Note: This blog post is part of the Gardein + Meatless Monday Earth Day recipe showcase: “Host a delicious Earth Day ‘clean-up’ event at home with these sustainable, plant-based Meatless Monday recipes.” I received Gardein product samples for development of this recipe.
vegan coconut curry chick’n tenders skillet with spring greens & freekeh
Yield: 4 servings
Serving size: about 2 cups
- 1 (9-ounce) package Gardein 7 Grain Crispy Tenders
- ¾ teaspoon curry powder
- ½ teaspoon freshly ground black pepper
- 10 ounces fresh baby spinach or chopped chard
- ¾ teaspoon sea salt, divided
- 2 teaspoons avocado oil or other oil
- 3 scallions, thinly sliced, green and white parts separated
- 1½ teaspoons grated fresh gingerroot
- 2 cups pre-cooked, unseasoned cracked freekeh or other grain, chilled
- 1 cup organic coconut milk, divided*
- 1 fresh red hot chili pepper, extra thinly sliced
- ¼ cup packed fresh cilantro leaves or microgreens
- 3 tablespoons sliced natural almonds, toasted (optional)
- Preheat toaster oven or conventional oven to 430°F. Bake frozen tenders on a baking sheet until crispy, about 20 minutes, turning once. Remove from oven and season with the curry powder and black pepper.
- Heat a large cast iron or other stick-resistant skillet over medium. Add the spinach a handful at a time; cook while tossing until just wilted, about 2 to 3 minutes. Season with ¼ teaspoon of the salt. Transfer to a bowl; set aside.
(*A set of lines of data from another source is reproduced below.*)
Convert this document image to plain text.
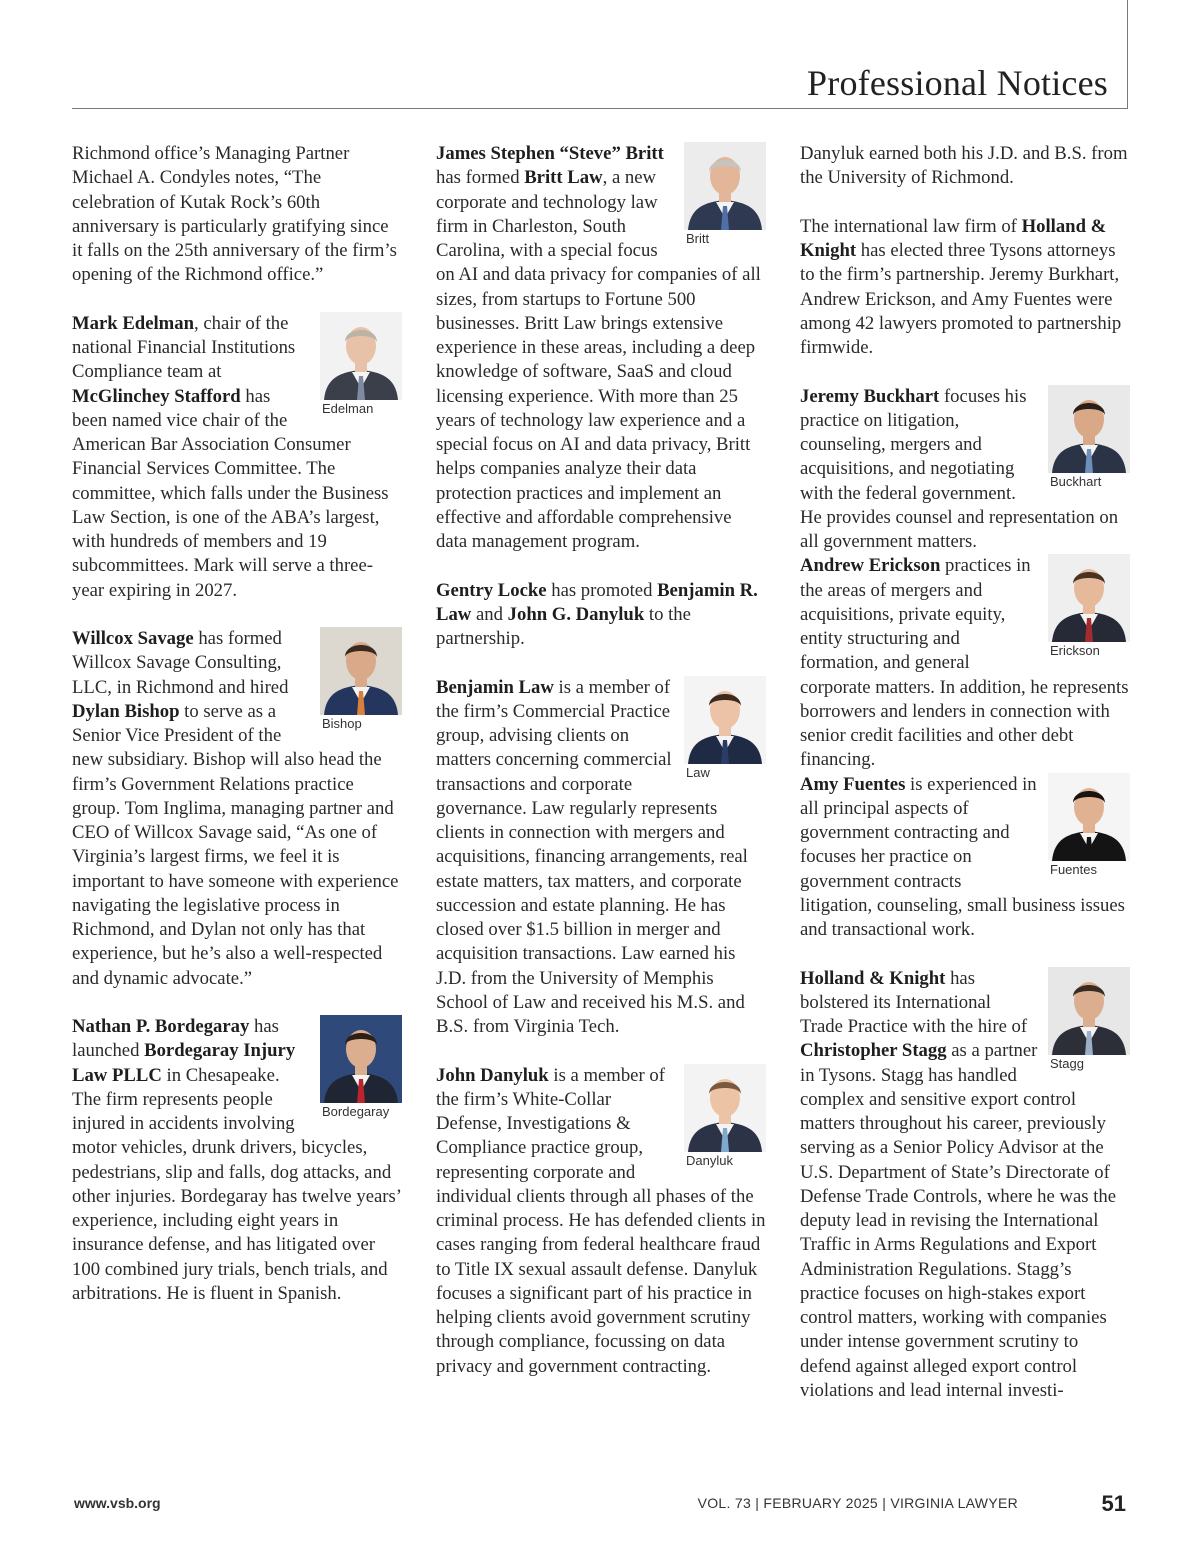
Professional Notices

Richmond office’s Managing Partner Michael A. Condyles notes, “The celebration of Kutak Rock’s 60th anniversary is particularly gratifying since it falls on the 25th anniversary of the firm’s opening of the Richmond office.”

Edelman
Mark Edelman, chair of the national Financial Institutions Compliance team at McGlinchey Stafford has been named vice chair of the American Bar Association Consumer Financial Services Committee. The committee, which falls under the Business Law Section, is one of the ABA’s largest, with hundreds of members and 19 subcommittees. Mark will serve a three-year expiring in 2027.

Bishop
Willcox Savage has formed Willcox Savage Consulting, LLC, in Richmond and hired Dylan Bishop to serve as a Senior Vice President of the new subsidiary. Bishop will also head the firm’s Government Relations practice group. Tom Inglima, managing partner and CEO of Willcox Savage said, “As one of Virginia’s largest firms, we feel it is important to have someone with experience navigating the legislative process in Richmond, and Dylan not only has that experience, but he’s also a well-respected and dynamic advocate.”

Bordegaray
Nathan P. Bordegaray has launched Bordegaray Injury Law PLLC in Chesapeake. The firm represents people injured in accidents involving motor vehicles, drunk drivers, bicycles, pedestrians, slip and falls, dog attacks, and other injuries. Bordegaray has twelve years’ experience, including eight years in insurance defense, and has litigated over 100 combined jury trials, bench trials, and arbitrations. He is fluent in Spanish.

Britt
James Stephen “Steve” Britt has formed Britt Law, a new corporate and technology law firm in Charleston, South Carolina, with a special focus on AI and data privacy for companies of all sizes, from startups to Fortune 500 businesses. Britt Law brings extensive experience in these areas, including a deep knowledge of software, SaaS and cloud licensing experience. With more than 25 years of technology law experience and a special focus on AI and data privacy, Britt helps companies analyze their data protection practices and implement an effective and affordable comprehensive data management program.

Gentry Locke has promoted Benjamin R. Law and John G. Danyluk to the partnership.

Law
Benjamin Law is a member of the firm’s Commercial Practice group, advising clients on matters concerning commercial transactions and corporate governance. Law regularly represents clients in connection with mergers and acquisitions, financing arrangements, real estate matters, tax matters, and corporate succession and estate planning. He has closed over $1.5 billion in merger and acquisition transactions. Law earned his J.D. from the University of Memphis School of Law and received his M.S. and B.S. from Virginia Tech.

Danyluk
John Danyluk is a member of the firm’s White-Collar Defense, Investigations & Compliance practice group, representing corporate and individual clients through all phases of the criminal process. He has defended clients in cases ranging from federal healthcare fraud to Title IX sexual assault defense. Danyluk focuses a significant part of his practice in helping clients avoid government scrutiny through compliance, focussing on data privacy and government contracting.

Danyluk earned both his J.D. and B.S. from the University of Richmond.

The international law firm of Holland & Knight has elected three Tysons attorneys to the firm’s partnership. Jeremy Burkhart, Andrew Erickson, and Amy Fuentes were among 42 lawyers promoted to partnership firmwide.

Buckhart
Jeremy Buckhart focuses his practice on litigation, counseling, mergers and acquisitions, and negotiating with the federal government. He provides counsel and representation on all government matters.

Erickson
Andrew Erickson practices in the areas of mergers and acquisitions, private equity, entity structuring and formation, and general corporate matters. In addition, he represents borrowers and lenders in connection with senior credit facilities and other debt financing.

Fuentes
Amy Fuentes is experienced in all principal aspects of government contracting and focuses her practice on government contracts litigation, counseling, small business issues and transactional work.

Stagg
Holland & Knight has bolstered its International Trade Practice with the hire of Christopher Stagg as a partner in Tysons. Stagg has handled complex and sensitive export control matters throughout his career, previously serving as a Senior Policy Advisor at the U.S. Department of State’s Directorate of Defense Trade Controls, where he was the deputy lead in revising the International Traffic in Arms Regulations and Export Administration Regulations. Stagg’s practice focuses on high-stakes export control matters, working with companies under intense government scrutiny to defend against alleged export control violations and lead internal investi-

www.vsb.org	VOL. 73 | FEBRUARY 2025 | VIRGINIA LAWYER	51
- Add the oil to the hot skillet over medium. Add the white part of the scallions and ginger; cook while stirring until scallion whites are softened, about 3 minutes. Add the freekeh, green part of the scallions, ½ cup of the coconut milk, and remaining ½ teaspoon salt; cook while stirring until heated through, about 2 minutes.
- Push the grain mixture to one side of the skillet to fill about 1/3 of the skillet. Return greens to fill center of the skillet. Add the tenders to remaining 1/3 skillet. Drizzle everything with remaining ½ cup coconut milk, cover, and cook over medium until flavors combine and everything is steamy hot, about 4 minutes. (Hint: If you prefer a more stew-like consistency, simply drizzle in vegetable broth to taste.) Adjust seasoning.
- Top with hot pepper, cilantro and, if using, almonds. Serve.
Per serving: 350 calories, 20g total fat, 11g saturated fat, 0g trans fat, 0mg cholesterol, 800mg sodium, 33g total carbohydrate, 6g dietary fiber, 1g total sugars includes 0g added sugars, 15g protein
*If using a 13.5 fluid ounce can of coconut milk, you’ll have about ½ cup leftover coconut milk. Store it in a small jar in the fridge. Then plan to use it over the next day or two, such as part of the cooking liquid for rice or oatmeal, the “cream” for making “creamed” greens, or a flavorful smoothie addition.